Ночь прошла словно в бреду, а утром, проснувшись, я взял полотенце и пошел на море купаться. Спрашивается, зачем? Затем, что если раньше я был абсолютно равнодушен к водным процедурам, то теперь меня преследовало глупое убеждение, что быть на море и уехать без загара – западло (воспоминания о тупых развлечениях древних людей шли в комплекте с алхимическими секретами). И что характерно: старики как-то сумели с этим справиться.
Я расстелил на гравии большую простыню и начал принимать солнечные ванны. В этом дебильном занятии ко мне немедленно присоединился Алех.
– П-привет. Н-ну, к-как?
– Успешно, – я не стал грузить его особенностями некромантических ритуалов. – Ты вообще-то там был?
– Н-нет, не п-пуска-а…
– Понятно.
Да, все эти мрачные коридоры и ощущение глубины могли окончательно свихнуть мозги впечатлительному белому.
– А почему вы наверху не роете?
– З-зачем?
– Здесь был насыпной остров – сначала сделали стенки, потом набили внутрь всякий хлам, а сверху засыпали песочком и выстроили дома. Остатки вулкана защищали все это от морских течений, а то, что камней не видать, так это основание за столько лет просело или море поднялось, уровень фундаментов оказался под водой. Наверняка под нами до фига артефактов!
Алех, с интересом, оглядел угловатые дюны.
– С чего т-ты взял?
– Масси это знала, – пояснил я. И в ответ на недоуменный взгляд: – Мессина Фаулер, покойница, которую мы поднимали. А ты о чем подумал?
– Н-надо бы к-копнуть…
Я пожал плечами. Белый мог проникнуть в прошлое только так – через осколки камней и куски керамики, увидеть мир глазами умершего ему было не дано. Какая ирония! Каждого белого от рождения преследует способность понимать и сострадать, но при этом добиться ТОЖДЕСТВА может только черный.
А потом полдня тосковать об отсутствии зонтика и удобного лежака на пляже. Бред!
Решительно свернув простыню, я отправился искать кого-нибудь более здравомыслящего, чем ушибленный ритуалом некромант. Например, нашего полковника. Это ведь он придумал зомби поднимать, так?
Армейский эмиссар оккупировал столовую, как самую большую палатку со столом, где и сидел, обложившись ворохом бумажек.
– Ну что, раскрыли вы свою тайну?
Стивенсен пошлепал по столу пачкой листов:
– Пока мне достается только поток сознания. От вас я отчета не требую – в контракт это не входило, да и воспоминания все равно будут одинаковы.

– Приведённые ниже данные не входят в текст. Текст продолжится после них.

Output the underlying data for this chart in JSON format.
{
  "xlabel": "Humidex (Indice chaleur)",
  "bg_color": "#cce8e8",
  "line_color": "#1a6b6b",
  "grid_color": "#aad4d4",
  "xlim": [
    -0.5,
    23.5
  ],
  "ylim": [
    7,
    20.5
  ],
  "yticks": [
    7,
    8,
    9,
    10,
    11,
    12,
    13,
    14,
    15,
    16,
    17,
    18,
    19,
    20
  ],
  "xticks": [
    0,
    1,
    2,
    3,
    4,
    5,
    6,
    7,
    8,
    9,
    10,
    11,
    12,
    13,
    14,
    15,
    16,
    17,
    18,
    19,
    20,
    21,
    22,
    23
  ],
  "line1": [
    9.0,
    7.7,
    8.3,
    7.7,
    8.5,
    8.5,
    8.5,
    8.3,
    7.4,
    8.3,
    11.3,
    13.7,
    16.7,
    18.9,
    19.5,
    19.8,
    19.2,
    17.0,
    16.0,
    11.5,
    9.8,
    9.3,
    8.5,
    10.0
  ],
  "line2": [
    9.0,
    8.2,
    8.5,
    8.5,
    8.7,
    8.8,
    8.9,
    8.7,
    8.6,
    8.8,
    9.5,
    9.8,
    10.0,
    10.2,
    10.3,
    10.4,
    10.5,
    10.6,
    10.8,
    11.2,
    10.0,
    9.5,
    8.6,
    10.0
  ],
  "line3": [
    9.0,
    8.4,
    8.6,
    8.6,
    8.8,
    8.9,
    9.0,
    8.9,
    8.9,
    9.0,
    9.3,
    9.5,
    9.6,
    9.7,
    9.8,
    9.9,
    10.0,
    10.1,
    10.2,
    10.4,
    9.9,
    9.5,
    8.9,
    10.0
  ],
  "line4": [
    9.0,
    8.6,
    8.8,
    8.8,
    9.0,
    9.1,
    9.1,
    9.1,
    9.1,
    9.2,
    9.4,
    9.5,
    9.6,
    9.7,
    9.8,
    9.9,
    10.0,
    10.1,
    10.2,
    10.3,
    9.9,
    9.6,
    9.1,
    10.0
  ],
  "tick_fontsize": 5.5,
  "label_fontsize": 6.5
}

"Вот только истолковать эти воспоминания сумеют не все", – подумал я, но вслух ничего не сказал. Мне еще застрять здесь не хватало!

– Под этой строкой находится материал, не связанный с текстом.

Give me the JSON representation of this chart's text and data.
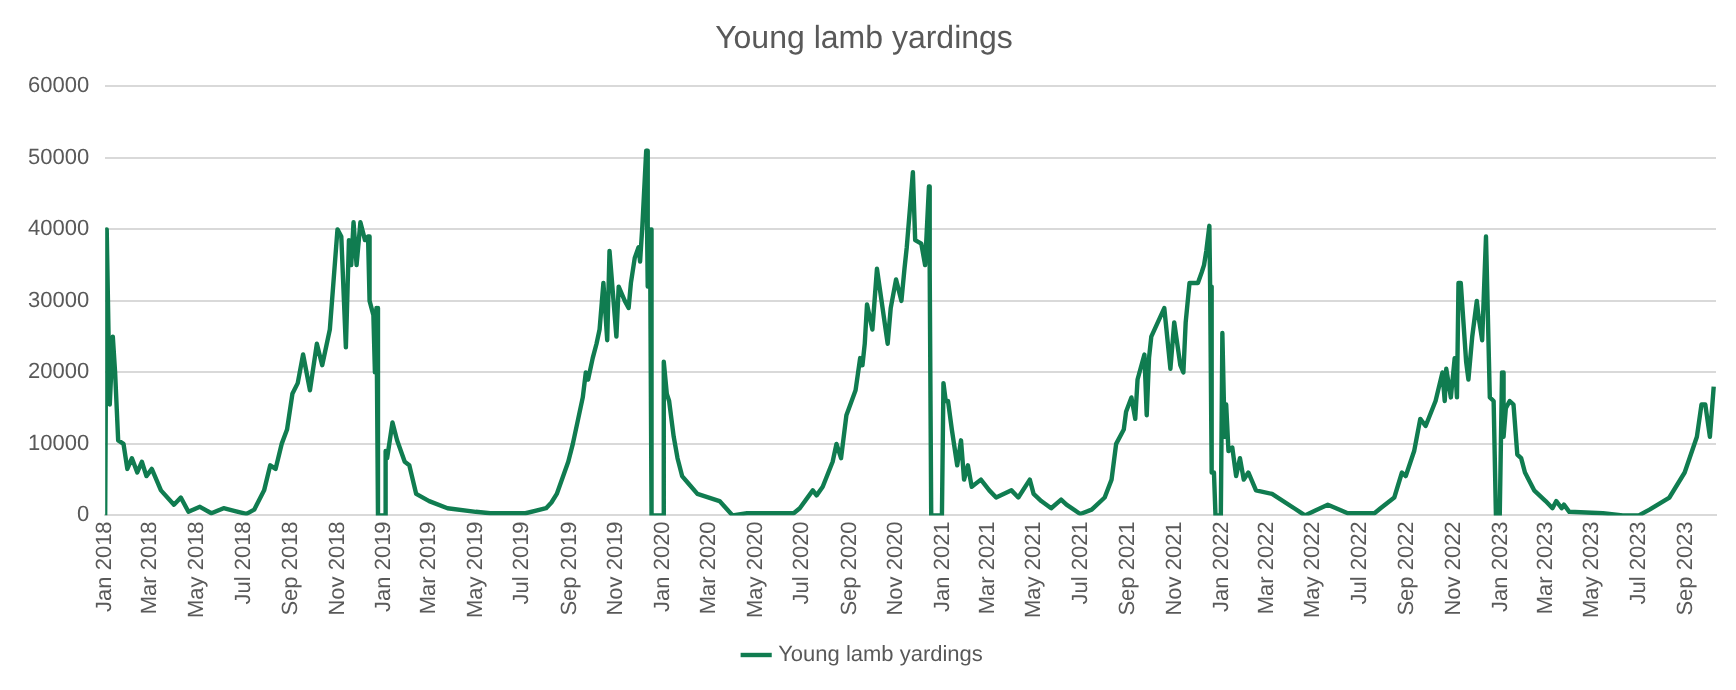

– Прямо скажем, до сих пор потусторонние феномены в качестве причины апокалипсиса не рассматривались, – Стивенсен набил трубку какой-то исключительно вонючей травой и раскурил ее, наплевав на вред, наносимый здоровью окружающих. – Правительство и лидеры белого сообщества организовывали масштабные исследования, но никому ни разу не удалось обнаружить следов природных катаклизмов, которые соответствовали бы датам предполагаемых палеокатастроф. Некромантия была последним козырем. Теперь исследования придется начинать заново…
"Хочу все знать" – вечный принцип. Однако надо признать – они выбрали оригинальный способ искать ответы на вопросы. У меня было глубокое убеждение, что Мессина считала допросы покойников детской сказкой.
– Я вообще не помню, чтобы там у них фигурировали маги.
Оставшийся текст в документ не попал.